The killing occurred minutes after Northern Alliance soldiers, advancing toward Kabul, surged deep into Taliban territory. They chose to celebrate with executions.

Ten yards away lay the body of a younger man who alliance soldiers said was a Pakistani. He was on his side with his arms extended. In the side of his head was a bullet hole.

Two hundred yards away, the soldiers who had minutes earlier shot the older man searched the possessions of a motionless Taliban soldier on the ground. After emptying his pockets, a soldier fired a burst from his rifle into the man. The soldiers moved on quickly, showing no emotion. A few minutes later, someone laid an unused mortar round across the man’s throat.

Looting was widespread. Alliance soldiers, who have received extensive backing from the United States, plundered Taliban bodies and bunkers, stealing shoes, bags of sugar, flashlights and anything else that they could find.

Two days later, the small army took over the Taliban-controlled city of Kabul. Amongst modest celebrations, most people in this long-suffering city seemed happier about the demise of the Taliban than about the arrival of their liberators. While reports from other cities abandoned by the Taliban have suggested an immediate wave of burka burning and beard shaving, there was no such initial response in Kabul. Contrary to many reports in the corporate media, there was no revelry, and most Kabulis appeared to be getting on with the simple pleasure of having a little more freedom over the way they live, while keeping their emotions in check until they can see exactly where this latest twist in Afghanistan’s war has led them.

Most tradesmen, recalling their last liberation by the Mujahidin, kept their premises closed, barred and shuttered. Fahrid, a restaurant owner, summed up the mood, saying: “It hasn’t been good under the Taliban and I’m not sorry they have gone. But at least I knew under their regime no one would burn down my business and steal everything.

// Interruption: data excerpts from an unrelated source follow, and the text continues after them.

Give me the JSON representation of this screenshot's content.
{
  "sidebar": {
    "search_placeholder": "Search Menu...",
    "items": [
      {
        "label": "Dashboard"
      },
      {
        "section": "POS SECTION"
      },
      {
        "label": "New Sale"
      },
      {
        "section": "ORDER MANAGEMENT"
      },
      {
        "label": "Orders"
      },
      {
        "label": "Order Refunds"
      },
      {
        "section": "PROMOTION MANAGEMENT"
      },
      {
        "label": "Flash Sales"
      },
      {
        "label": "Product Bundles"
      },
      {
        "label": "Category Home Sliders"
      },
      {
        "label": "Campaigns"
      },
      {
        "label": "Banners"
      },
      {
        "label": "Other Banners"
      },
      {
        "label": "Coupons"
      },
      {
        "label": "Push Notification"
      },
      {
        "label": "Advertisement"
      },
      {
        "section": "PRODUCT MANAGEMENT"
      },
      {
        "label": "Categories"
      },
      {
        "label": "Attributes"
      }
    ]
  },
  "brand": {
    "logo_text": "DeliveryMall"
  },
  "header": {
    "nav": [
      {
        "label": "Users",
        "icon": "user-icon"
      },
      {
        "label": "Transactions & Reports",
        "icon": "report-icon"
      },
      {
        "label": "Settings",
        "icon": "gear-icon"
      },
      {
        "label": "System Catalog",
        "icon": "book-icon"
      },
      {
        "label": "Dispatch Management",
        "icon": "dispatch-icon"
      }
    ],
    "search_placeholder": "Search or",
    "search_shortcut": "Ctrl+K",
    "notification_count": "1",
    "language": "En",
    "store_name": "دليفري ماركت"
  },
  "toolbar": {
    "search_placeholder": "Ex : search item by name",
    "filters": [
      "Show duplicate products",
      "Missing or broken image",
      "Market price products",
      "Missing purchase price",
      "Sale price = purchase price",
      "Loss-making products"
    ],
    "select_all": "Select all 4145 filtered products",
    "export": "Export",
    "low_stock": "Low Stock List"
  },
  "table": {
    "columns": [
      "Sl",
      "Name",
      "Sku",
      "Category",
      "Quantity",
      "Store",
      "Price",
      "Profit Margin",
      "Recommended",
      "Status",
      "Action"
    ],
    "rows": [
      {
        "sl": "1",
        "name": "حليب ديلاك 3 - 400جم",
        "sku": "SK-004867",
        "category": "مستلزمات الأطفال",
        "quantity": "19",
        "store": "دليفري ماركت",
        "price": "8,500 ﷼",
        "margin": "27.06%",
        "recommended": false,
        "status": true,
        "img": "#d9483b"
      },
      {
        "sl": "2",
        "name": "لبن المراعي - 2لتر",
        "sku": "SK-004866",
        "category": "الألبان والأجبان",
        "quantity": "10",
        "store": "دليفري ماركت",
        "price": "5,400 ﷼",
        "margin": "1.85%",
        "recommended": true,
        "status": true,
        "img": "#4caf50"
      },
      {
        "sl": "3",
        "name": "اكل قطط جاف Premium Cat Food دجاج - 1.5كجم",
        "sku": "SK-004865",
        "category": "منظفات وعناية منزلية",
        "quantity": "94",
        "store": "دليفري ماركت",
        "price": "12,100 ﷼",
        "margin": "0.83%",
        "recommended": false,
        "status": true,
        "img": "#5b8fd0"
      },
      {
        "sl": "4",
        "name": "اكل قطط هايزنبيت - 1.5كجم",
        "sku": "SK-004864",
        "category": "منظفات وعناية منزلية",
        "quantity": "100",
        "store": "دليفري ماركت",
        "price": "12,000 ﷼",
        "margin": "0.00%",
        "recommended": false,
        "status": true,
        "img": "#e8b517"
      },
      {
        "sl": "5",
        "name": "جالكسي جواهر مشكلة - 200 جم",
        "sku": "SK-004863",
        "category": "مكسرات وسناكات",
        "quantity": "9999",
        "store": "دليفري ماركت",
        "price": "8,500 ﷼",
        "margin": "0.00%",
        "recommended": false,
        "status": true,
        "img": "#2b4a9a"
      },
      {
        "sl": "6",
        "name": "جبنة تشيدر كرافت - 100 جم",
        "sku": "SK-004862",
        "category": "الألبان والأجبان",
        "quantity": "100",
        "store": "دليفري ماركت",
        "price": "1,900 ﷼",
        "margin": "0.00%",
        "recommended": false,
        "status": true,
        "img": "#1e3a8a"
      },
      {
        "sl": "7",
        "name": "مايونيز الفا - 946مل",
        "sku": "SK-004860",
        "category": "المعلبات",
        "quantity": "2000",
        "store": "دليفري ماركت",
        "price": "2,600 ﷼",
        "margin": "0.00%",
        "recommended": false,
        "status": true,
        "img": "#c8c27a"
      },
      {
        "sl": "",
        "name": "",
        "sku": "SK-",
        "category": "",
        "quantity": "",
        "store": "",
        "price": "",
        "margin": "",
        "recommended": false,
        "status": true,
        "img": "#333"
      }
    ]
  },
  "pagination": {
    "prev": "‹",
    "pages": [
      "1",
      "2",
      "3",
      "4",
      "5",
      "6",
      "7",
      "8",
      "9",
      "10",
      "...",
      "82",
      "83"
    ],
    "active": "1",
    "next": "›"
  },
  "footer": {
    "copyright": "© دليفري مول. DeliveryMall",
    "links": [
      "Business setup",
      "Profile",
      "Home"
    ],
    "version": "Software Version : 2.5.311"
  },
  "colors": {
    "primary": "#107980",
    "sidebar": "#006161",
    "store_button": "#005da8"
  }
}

“If the Alliance control their soldiers I will remember this day with joy. It’s too early to see if they really have changed from last time.”

“Last time” was 1992, when the city was liberated from the Communists only to fall victim to a free-for-all of looting and plundering before descending into merciless civil war.

But Afghani children say they have never seen anything like the high-tech US air offensive launched in the aftermath of the September 11 attacks on New York and Washington. The Northern Alliance has pushed the Taliban out of most of northern Afghanistan in the past few days with the help of heavy US bombing.

“It is like they have tied our feet and our hands and are stabbing our helpless body with a knife,” said Kandahar resident Umar Jan, age 15.

Abdul Baqi’s farming family, also from Kandahar, survived more than 20 years of seemingly endless conflict. Shortly after the US air strikes began on October 7, their home was destroyed in the blast from a bombed arms depot and his two brothers were killed.

“We haven’t had war like this before,” said the bare-foot 12-year-old, one of around 2,600 Afghans living in Killi Faizo, a temporary camp set up by the United Nation’s High Commissioner for Refugees (UNHCR) in Pakistan.

But the children are dismissive of the aid from international organizations and the United Nations.

Like many of their parents, who have left everything behind in Afghanistan, the children demonize the United States. “They say they are attacking Taliban targets. But they bomb them once and us (civilians) 10 times,” said Abdul Samad, 15.

US President George W. Bush had urged the Northern Alliance not to take Kabul before a new, broad-based government could be formed. But opposition commanders were eager to advance. The Taliban have now retreated from Kabul, bringing Bush’s “war on terror” into a new phase of what most analysts agree will be a guerrilla war in Afghanistan’s southern region.